Friday, June 21, 2013

Notes from a Larg(ish) Island--with apologies to Bill Bryson

Last week I had the pleasure, and I will add privilege, of spending two days on Great Barrier Island, New Zealand’s fourth largest island and the largest of Auckland’s Hauraki Gulf. The island is a paradox to me: I had heard a lot of it but knew nothing about it. What did I know? The odd murder, a disappearance or two, a brutal kidnapping. Nothing you wouldn’t find on the Mainland but more acute on a smallish island with a permanent population of fewer than 1000. So Fryday went there with a sense of adventure, and adventure it was from beginning to end—and end that will never end as the memories live on.  This is one of the most beautiful places in New Zealand and one of the laziest most relaxing I have been to.
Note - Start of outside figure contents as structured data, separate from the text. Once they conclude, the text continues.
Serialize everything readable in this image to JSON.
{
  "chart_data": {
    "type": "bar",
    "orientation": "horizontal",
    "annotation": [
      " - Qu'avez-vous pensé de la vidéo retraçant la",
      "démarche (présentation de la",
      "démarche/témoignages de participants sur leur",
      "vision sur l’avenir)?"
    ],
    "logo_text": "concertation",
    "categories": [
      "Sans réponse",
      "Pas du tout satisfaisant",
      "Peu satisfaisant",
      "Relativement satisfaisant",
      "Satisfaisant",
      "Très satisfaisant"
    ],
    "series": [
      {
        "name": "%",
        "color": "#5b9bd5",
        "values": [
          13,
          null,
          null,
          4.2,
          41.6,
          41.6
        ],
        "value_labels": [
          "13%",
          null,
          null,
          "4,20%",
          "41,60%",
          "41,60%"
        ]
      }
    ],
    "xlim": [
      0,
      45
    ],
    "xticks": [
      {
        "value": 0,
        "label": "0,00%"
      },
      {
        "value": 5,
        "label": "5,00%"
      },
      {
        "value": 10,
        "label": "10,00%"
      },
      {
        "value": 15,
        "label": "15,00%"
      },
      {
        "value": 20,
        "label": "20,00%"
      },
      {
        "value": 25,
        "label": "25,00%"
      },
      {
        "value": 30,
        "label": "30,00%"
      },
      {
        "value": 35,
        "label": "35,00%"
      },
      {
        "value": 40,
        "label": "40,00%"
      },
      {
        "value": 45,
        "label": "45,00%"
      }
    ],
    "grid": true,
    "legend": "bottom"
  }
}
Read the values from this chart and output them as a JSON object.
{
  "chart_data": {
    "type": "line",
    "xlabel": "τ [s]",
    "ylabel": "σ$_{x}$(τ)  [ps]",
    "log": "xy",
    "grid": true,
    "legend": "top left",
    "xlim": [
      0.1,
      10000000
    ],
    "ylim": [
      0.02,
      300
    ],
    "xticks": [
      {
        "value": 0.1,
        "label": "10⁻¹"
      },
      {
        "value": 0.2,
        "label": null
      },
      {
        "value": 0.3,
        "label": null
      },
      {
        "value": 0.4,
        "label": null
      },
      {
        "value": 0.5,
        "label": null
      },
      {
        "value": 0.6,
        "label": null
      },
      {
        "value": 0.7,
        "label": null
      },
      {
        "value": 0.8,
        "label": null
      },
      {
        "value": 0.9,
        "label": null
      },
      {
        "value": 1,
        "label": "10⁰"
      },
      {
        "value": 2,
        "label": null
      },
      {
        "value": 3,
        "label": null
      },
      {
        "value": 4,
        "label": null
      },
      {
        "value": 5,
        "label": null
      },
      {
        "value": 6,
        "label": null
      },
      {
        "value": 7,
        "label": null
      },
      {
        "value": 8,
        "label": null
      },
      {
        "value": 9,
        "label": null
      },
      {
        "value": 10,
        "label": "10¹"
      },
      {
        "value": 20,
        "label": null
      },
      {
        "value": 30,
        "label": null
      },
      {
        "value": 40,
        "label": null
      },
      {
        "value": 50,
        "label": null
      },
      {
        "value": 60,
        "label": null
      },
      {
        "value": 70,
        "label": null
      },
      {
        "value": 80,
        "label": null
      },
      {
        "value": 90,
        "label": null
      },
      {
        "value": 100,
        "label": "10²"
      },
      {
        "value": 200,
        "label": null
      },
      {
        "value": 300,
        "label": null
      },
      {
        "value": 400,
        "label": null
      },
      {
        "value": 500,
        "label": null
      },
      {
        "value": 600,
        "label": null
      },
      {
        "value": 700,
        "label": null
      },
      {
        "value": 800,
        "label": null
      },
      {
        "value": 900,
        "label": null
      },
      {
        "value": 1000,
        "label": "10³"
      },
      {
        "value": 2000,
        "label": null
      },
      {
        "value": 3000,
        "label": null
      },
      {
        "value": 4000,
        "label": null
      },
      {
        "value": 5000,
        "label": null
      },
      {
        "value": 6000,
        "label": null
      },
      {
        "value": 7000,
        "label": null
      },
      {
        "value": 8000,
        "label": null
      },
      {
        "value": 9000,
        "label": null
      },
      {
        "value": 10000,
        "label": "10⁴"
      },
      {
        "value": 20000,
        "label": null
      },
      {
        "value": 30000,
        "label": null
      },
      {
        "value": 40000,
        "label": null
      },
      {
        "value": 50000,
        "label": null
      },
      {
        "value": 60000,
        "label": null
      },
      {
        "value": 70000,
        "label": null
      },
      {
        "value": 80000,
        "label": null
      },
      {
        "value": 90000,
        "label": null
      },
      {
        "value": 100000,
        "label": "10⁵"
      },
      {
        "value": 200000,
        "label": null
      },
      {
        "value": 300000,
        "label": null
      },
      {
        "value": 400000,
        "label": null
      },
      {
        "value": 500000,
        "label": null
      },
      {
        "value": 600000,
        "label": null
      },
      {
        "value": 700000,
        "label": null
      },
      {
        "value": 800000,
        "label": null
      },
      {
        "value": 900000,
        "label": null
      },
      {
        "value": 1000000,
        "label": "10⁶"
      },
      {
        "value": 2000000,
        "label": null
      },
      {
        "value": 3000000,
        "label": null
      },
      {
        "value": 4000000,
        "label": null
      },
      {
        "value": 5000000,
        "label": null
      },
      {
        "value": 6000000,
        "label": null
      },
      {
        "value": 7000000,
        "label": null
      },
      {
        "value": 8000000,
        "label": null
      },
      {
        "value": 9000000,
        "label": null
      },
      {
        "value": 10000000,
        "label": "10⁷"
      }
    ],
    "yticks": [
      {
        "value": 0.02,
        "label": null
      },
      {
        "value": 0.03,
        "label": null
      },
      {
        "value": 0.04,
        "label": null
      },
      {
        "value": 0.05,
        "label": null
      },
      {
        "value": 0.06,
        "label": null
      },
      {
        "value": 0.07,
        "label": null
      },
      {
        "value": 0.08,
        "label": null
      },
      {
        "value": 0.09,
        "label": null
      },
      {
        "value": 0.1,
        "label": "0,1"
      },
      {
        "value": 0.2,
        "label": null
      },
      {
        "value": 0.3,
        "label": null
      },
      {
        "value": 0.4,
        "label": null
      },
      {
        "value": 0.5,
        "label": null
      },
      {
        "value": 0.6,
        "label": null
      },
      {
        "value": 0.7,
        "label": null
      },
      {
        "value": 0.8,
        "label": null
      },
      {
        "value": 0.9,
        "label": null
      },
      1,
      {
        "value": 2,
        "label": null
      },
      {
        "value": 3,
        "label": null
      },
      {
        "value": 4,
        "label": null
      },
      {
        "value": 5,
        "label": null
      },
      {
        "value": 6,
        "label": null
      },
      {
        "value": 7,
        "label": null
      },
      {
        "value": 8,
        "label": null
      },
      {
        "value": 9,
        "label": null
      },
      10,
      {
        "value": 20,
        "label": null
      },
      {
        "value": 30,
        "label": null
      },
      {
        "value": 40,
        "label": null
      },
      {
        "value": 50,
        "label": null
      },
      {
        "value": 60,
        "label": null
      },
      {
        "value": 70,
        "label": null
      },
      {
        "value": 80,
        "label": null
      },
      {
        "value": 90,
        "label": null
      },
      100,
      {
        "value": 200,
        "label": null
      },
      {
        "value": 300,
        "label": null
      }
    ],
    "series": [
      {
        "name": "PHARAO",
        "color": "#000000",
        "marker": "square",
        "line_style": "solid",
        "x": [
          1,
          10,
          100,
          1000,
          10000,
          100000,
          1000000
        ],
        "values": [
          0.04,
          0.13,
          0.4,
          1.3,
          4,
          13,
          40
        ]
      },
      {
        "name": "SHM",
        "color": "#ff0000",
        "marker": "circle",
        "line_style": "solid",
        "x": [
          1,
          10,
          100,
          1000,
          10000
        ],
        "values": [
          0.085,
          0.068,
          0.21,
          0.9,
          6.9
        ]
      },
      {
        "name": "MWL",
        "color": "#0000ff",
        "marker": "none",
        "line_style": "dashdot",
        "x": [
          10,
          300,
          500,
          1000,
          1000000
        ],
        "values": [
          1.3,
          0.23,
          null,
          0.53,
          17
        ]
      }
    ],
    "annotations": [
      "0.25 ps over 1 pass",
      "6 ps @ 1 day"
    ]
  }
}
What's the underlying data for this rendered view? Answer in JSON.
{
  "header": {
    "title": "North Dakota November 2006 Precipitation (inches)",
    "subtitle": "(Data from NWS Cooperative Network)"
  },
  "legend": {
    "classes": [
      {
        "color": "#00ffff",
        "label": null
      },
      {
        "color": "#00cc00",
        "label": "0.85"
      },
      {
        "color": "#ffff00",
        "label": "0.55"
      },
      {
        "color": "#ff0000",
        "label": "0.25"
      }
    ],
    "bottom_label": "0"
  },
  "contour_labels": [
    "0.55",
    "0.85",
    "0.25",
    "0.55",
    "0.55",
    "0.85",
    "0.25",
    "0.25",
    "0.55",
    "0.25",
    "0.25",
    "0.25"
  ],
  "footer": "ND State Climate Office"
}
Even a day on the island seems longer as if each day is reluctant to depart--something it shares with at least one of the island’s two airlines but that is a story for another time. And then there are the people—the islanders—in no hurry to embrace much that is modern and in no hurry at all to embrace Auckland but will welcome Aucklanders. And that makes a refreshing change from some of the places I visit. And a special one. Don’t get me wrong; many of the people in many of the places Fryday visits in the course of work are “special.” But not like Great Barrier. Despite my predictions and predilections there was not a banjo to be heard. Not one.